The book of the Psalms has over centuries, before and after the birth of the Lord Jesus, touched the hearts of countless saints. The writers reached for their pens, expressed their feelings, and declared their understanding. It is a rich and beautiful source from which to seek truth, and takes us through dark days and grips us as it shines.
One of the groups of the Psalms is found from Psalms 120 to 134. This is mainly viewed as being "The Songs of Degrees". Such an expression declares them to be the songs that were sung as the Israelites travelled up to Jerusalem to bring their offerings to the altar. The feasts for which they travelled were the Feast of Passover linked with the Feast of Unleavened Bread, which took place on the first month of Israel's year, the Feast of Pentecost which took place on the third month, and the Feast of Tabernacles which took place on the seventh month.

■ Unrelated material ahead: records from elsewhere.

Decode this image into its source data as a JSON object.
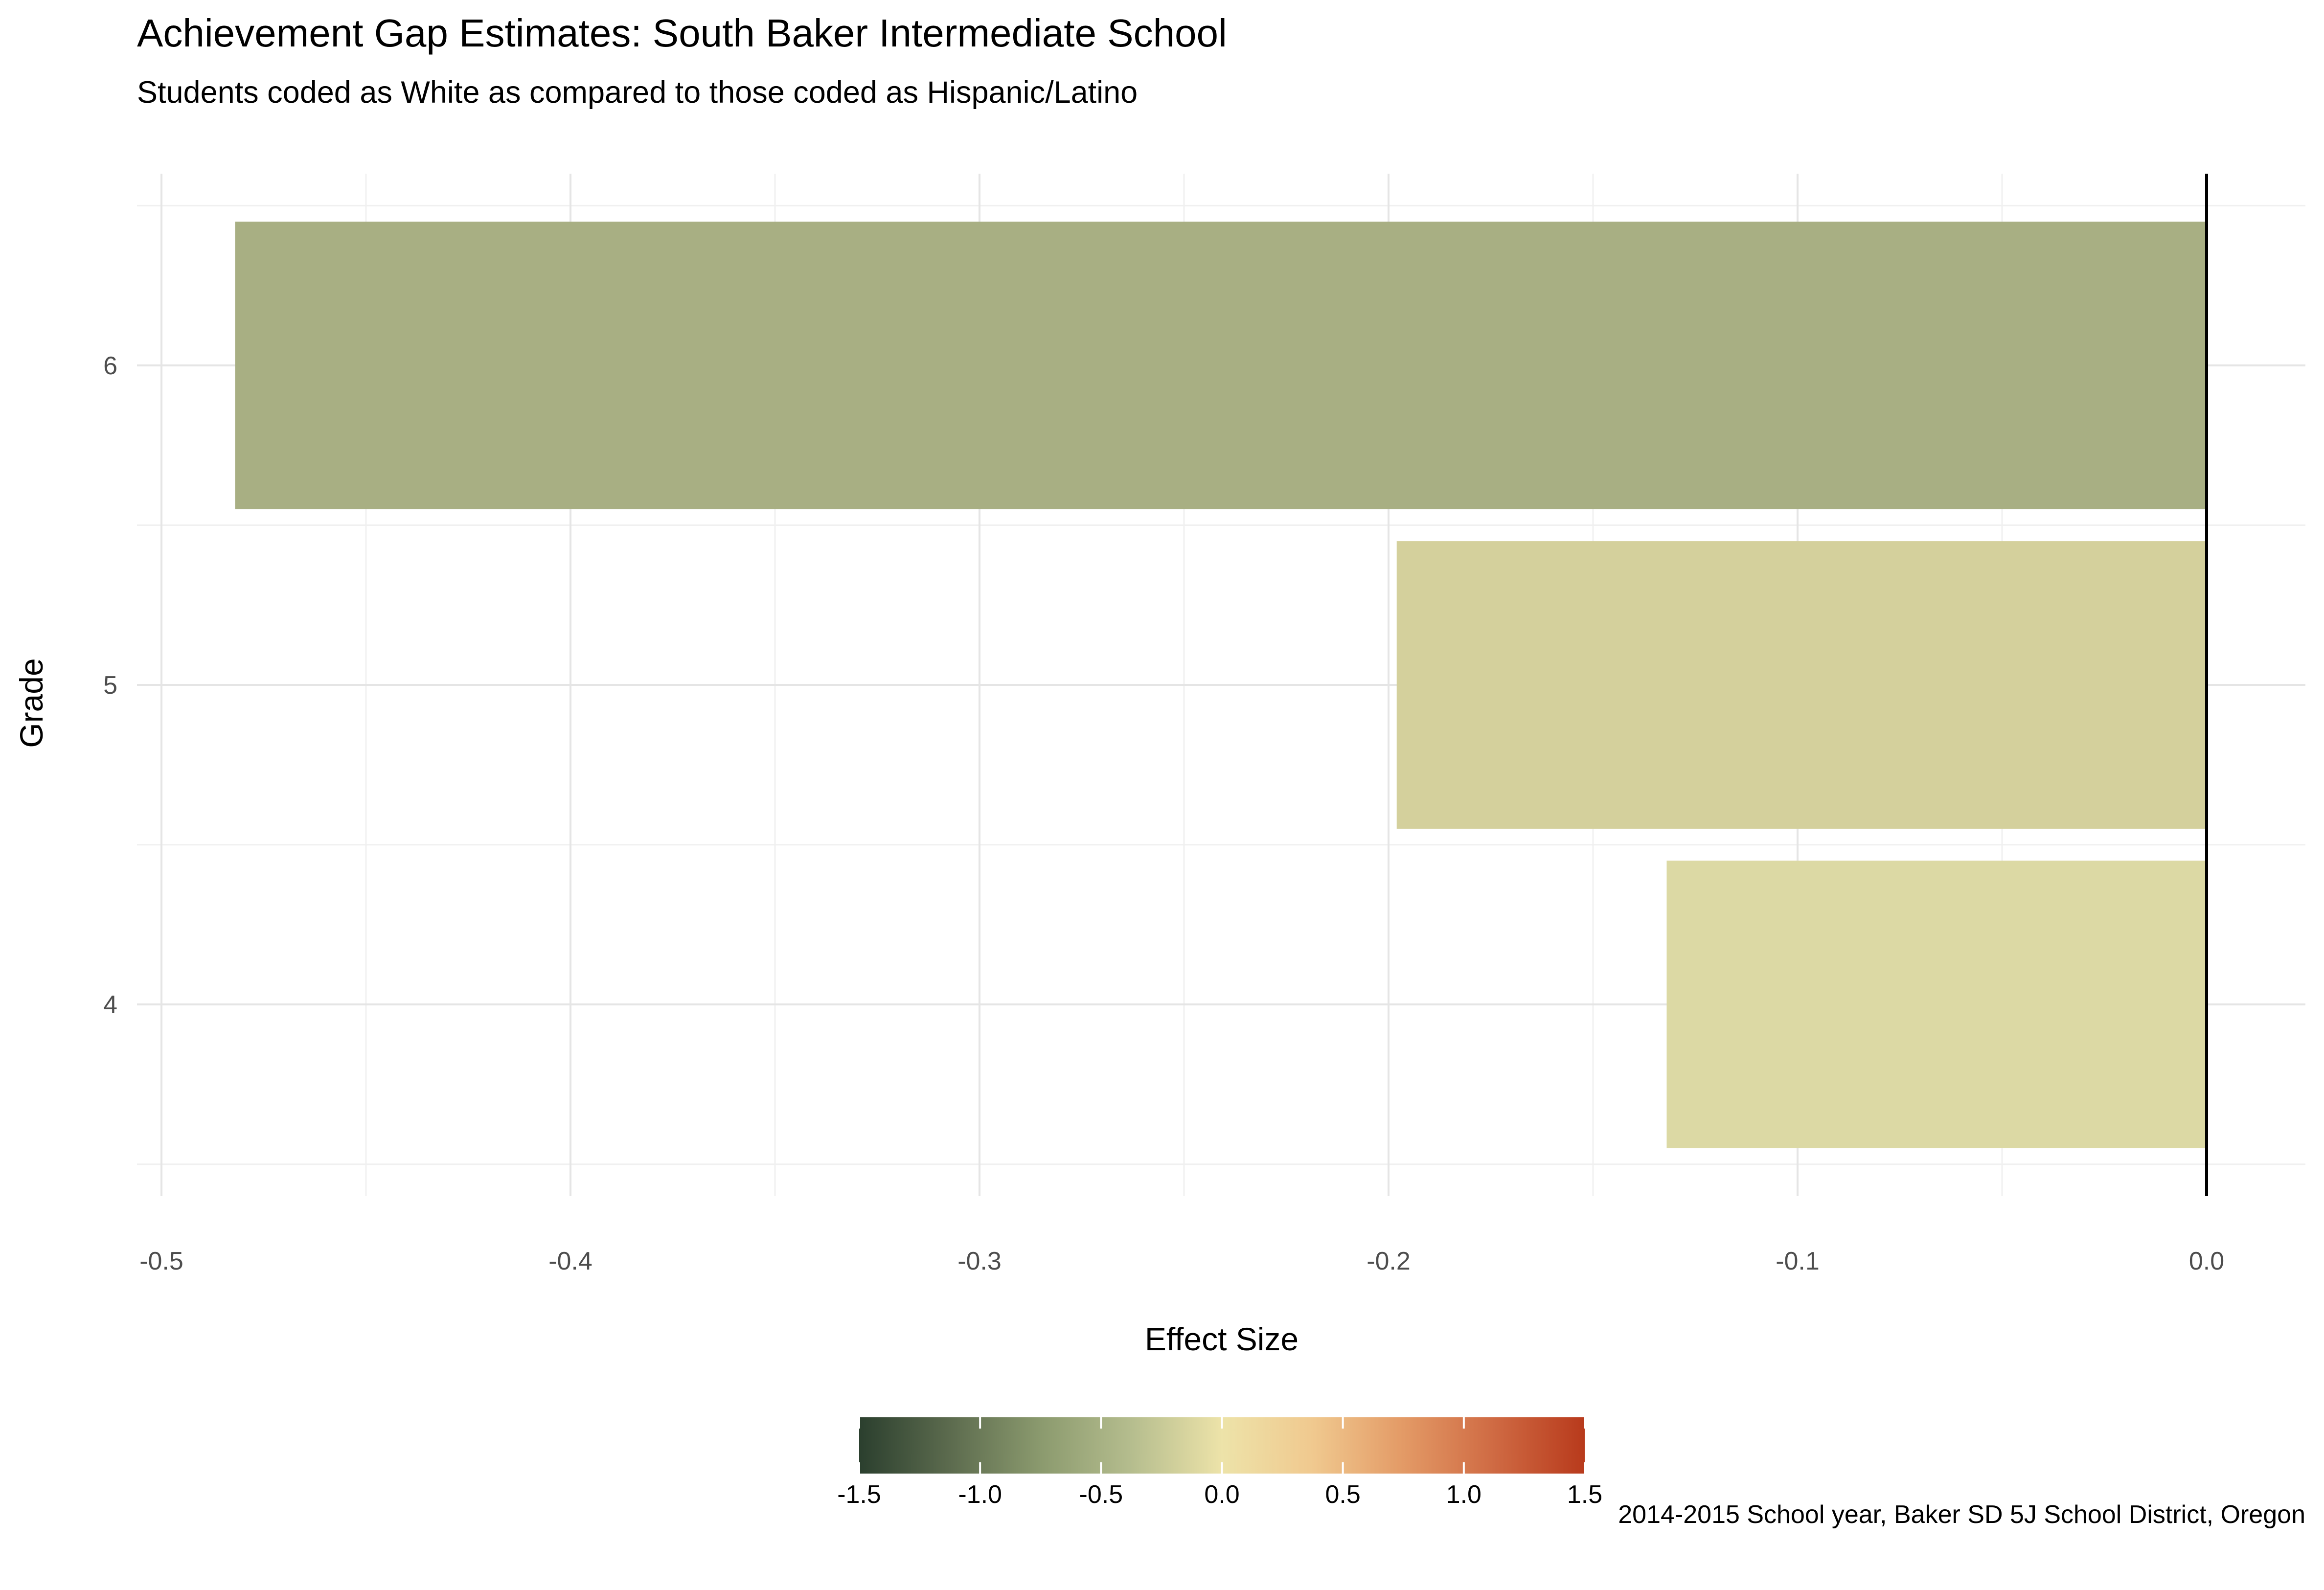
{
  "chart_data": {
    "type": "bar",
    "orientation": "horizontal",
    "title": "Achievement Gap Estimates: South Baker Intermediate School",
    "subtitle": "Students coded as White as compared to those coded as Hispanic/Latino",
    "xlabel": "Effect Size",
    "ylabel": "Grade",
    "caption": "2014-2015 School year, Baker SD 5J School District, Oregon",
    "categories": [
      "4",
      "5",
      "6"
    ],
    "values": [
      -0.132,
      -0.198,
      -0.482
    ],
    "bar_colors": [
      "#dcd9a4",
      "#d4d09c",
      "#a8af83"
    ],
    "xlim": [
      -0.5,
      0.0
    ],
    "x_ticks": [
      "-0.5",
      "-0.4",
      "-0.3",
      "-0.2",
      "-0.1",
      "0.0"
    ],
    "x_tick_values": [
      -0.5,
      -0.4,
      -0.3,
      -0.2,
      -0.1,
      0.0
    ],
    "grid": true,
    "zero_line": true,
    "legend": {
      "position": "bottom",
      "type": "colorbar",
      "range": [
        -1.5,
        1.5
      ],
      "tick_values": [
        -1.5,
        -1.0,
        -0.5,
        0.0,
        0.5,
        1.0,
        1.5
      ],
      "tick_labels": [
        "-1.5",
        "-1.0",
        "-0.5",
        "0.0",
        "0.5",
        "1.0",
        "1.5"
      ],
      "colors": [
        "#2b3f2e",
        "#5c6b4e",
        "#8b9a6e",
        "#b5bd8e",
        "#ede3a9",
        "#f0c98f",
        "#e39a66",
        "#cf6a43",
        "#b83a1c"
      ]
    }
  }
}
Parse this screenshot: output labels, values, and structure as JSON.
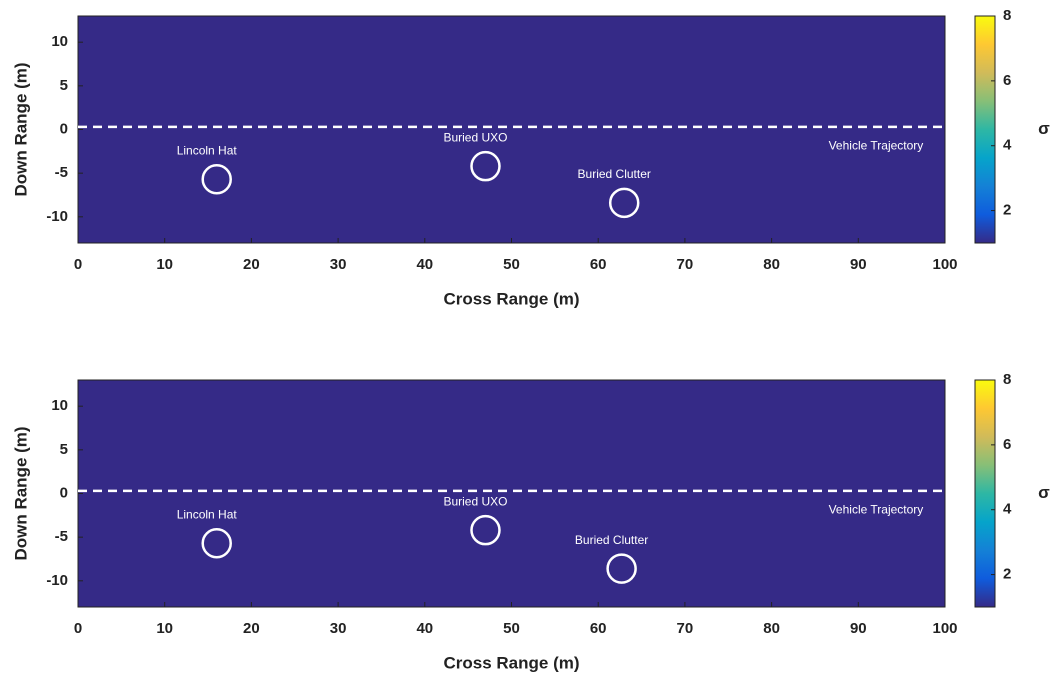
{
  "chart_data": [
    {
      "type": "heatmap",
      "xlabel": "Cross Range (m)",
      "ylabel": "Down Range (m)",
      "xlim": [
        0,
        100
      ],
      "ylim": [
        -13,
        13
      ],
      "xticks": [
        0,
        10,
        20,
        30,
        40,
        50,
        60,
        70,
        80,
        90,
        100
      ],
      "yticks": [
        -10,
        -5,
        0,
        5,
        10
      ],
      "background": "#352a87",
      "annotations": [
        {
          "text": "Lincoln Hat",
          "x": 16,
          "y": -5.7
        },
        {
          "text": "Buried UXO",
          "x": 47,
          "y": -4.2
        },
        {
          "text": "Buried Clutter",
          "x": 63,
          "y": -8.4
        }
      ],
      "trajectory": {
        "y": 0.3,
        "label": "Vehicle Trajectory",
        "label_x": 97.5,
        "label_y": -1.9
      },
      "colorbar": {
        "label": "σ",
        "lim": [
          1,
          8
        ],
        "ticks": [
          2,
          4,
          6,
          8
        ],
        "colors": [
          "#352a87",
          "#0f5cdd",
          "#1481d6",
          "#06a4ca",
          "#2eb7a4",
          "#87bf77",
          "#d1bb59",
          "#fec832",
          "#f9fb0e"
        ]
      }
    },
    {
      "type": "heatmap",
      "xlabel": "Cross Range (m)",
      "ylabel": "Down Range (m)",
      "xlim": [
        0,
        100
      ],
      "ylim": [
        -13,
        13
      ],
      "xticks": [
        0,
        10,
        20,
        30,
        40,
        50,
        60,
        70,
        80,
        90,
        100
      ],
      "yticks": [
        -10,
        -5,
        0,
        5,
        10
      ],
      "background": "#352a87",
      "annotations": [
        {
          "text": "Lincoln Hat",
          "x": 16,
          "y": -5.7
        },
        {
          "text": "Buried UXO",
          "x": 47,
          "y": -4.2
        },
        {
          "text": "Buried Clutter",
          "x": 62.7,
          "y": -8.6
        }
      ],
      "trajectory": {
        "y": 0.3,
        "label": "Vehicle Trajectory",
        "label_x": 97.5,
        "label_y": -1.9
      },
      "colorbar": {
        "label": "σ",
        "lim": [
          1,
          8
        ],
        "ticks": [
          2,
          4,
          6,
          8
        ],
        "colors": [
          "#352a87",
          "#0f5cdd",
          "#1481d6",
          "#06a4ca",
          "#2eb7a4",
          "#87bf77",
          "#d1bb59",
          "#fec832",
          "#f9fb0e"
        ]
      }
    }
  ]
}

This cluster of fifteen psalms has been known as "The Psalmist's Pilgrim's Progress", starting in the world and ending in the sanctuary, or starting in distress and ending in worship. The psalms can be seen in five groups: preparation for the journey (120-122); preservation on the journey (123-125); praise expressed on the journey (126-128); progress on the journey (129-131); privilege at the end of the journey (132-134).
One feature quickly noted is that these psalms commence with distress - "In my distress I cried unto the Lord" (120.1) and conclude with blessing at the end of the journey - "Lift up your hands in the sanctuary, and bless the Lord" (134.2).
Look at the first three as being preparation for the journey. The first psalm is marked by distress, the second by deliverance, and the third by delight.
The psalmist's distress is brought about by the sad condition of the world around him, and Psalm 120 asks how lying lips and deceitful tongues, still found in society today, have to be dealt with. They grieved the pilgrim. Not only so, but where he sojourns "Mesech" (Ezek 27.13) and "Kedar" (Ezek 27.21) were both strong and mighty parts of the world's commercial society. Living with them, listening to them, and noting their behaviour causes him sorrow. Thus it is today. We must all be careful as to how we behave. With endurance, refuse to follow the ways of a society that makes wealth, worldly enjoyment, entertainment and ungodliness the objectives which the adversary desires that we follow. Take heed! Do not let society mould us by displaying that which is ungodly.
The next Psalm (121) observes that this psalm gripped him! The deliverance of the godly is declared as he writes twice of the confidence of "my help". Confidence in Him cannot fail because He is the "Lord which made heaven and earth". He it is who "keepeth thee", and "keepeth Israel", He who will not "slumber nor sleep". Let us be confident that when anxiety grips us we know to cast this upon the Lord. Remember that "The Lord is thy keeper" (v.5).
The third of these psalms (122) is an anticipation that gladdens. How its opening words give joy. "I was glad when they said unto me, Let us go into the house of the Lord" (v.1). Distress there had been, followed by deliverance, but now there is delight. In the house of the Lord there was beauty (v.3), unity (v.4) and authority (v.5). There will be a day when in Jerusalem there will be the house of the Lord when there will be "Peace…within thy walls, and prosperity within thy palaces" (v.7). What a joy for the nation of Israel on the Millennium day of glory when the Lord is here.
Even for today there are lessons to be learned. How often do we feel distress about what surrounds us? How often are we thankful that the Lord can indeed preserve us? How often are we glad that we can enter the presence of the Lord, confident in His promise that He will never leave us nor forsake us? This is not the era when in the Temple at Jerusalem we can see His presence, but we can approach and enjoy that presence. We rejoice with thankfulness that to Him we can draw near in praise and prayer. Let us seek that daily.